Merck indicated that although uncertainties in the external environment have made it more complicated to advance trades, this has not prevented the company from actively pursuing them. Management pointed out that there is still a discrepancy in expectations between buyers and sellers, as sellers have not yet adjusted their valuation expectations to align with the current market environment. However, they are confident of completing the trades and mentioned that projects are in the pipeline. Additionally, Goldman Sachs noted that Merck has confirmed it is in late-stage negotiations with the biotechnology company SWTX.

Bristol-Myers Squibb reiterated that Business Development (BD) is the top priority for its capital allocation (although it has always been seen as a priority, it has been relatively quiet recently due to digestion of previous transactions, and is now prepared to be more active). Despite the official stance being consistent with before, Goldman Sachs believes that the company's emphasis on pursuing BD opportunities has increased (investors in the market also discuss whether this is related to the disappointing performance of recent catalysts in the company's growth portfolio). Overall, Goldman Sachs believes this is part of the Bullish Signals in the Biotechnology industry's merger and acquisition environment.

Goldman Sachs indicated that this week, market focus will shift to Pfizer (PFE.US) and Eli Lilly and Co's upcoming first quarter performance. Notably, Goldman Sachs specifically mentioned Merck.

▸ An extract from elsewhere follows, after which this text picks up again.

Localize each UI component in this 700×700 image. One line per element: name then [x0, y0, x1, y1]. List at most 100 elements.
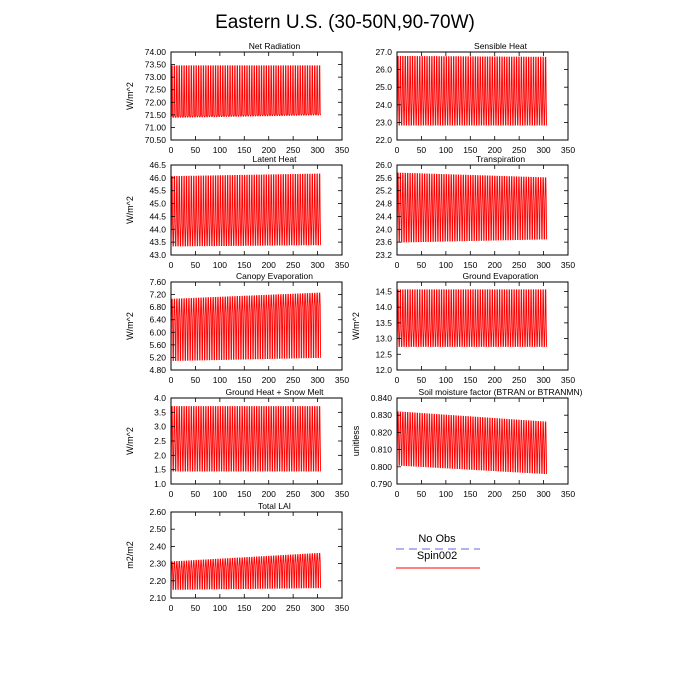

They pointed out that AKESO's ivonescimab is seen as a potential competitive threat to Merck's cancer drug Keytruda (K Drug). Goldman Sachs believes that Merck's stock price has already been negatively affected twice by the risks faced by Keytruda, once due to the patent cliff issue and another time due to being perceived as threatened by potential new therapies.

Goldman Sachs noted that Merck's management downplayed these concerns during the Earnings Reports conference call. The firm pointed out that among all the pharmaceutical companies they cover, the market has the most negative expectation of Merck's implied terminal growth rate (-7%, compared to the industry average of -1.9%). Goldman Sachs believes this is overly harsh; if sentiment in the pharmaceutical industry improves in the future, Merck's stock price is expected to rebound, and its implied negative growth rate could return to levels closer to those of its peers facing patent expirations.

The translation is provided by third-party software.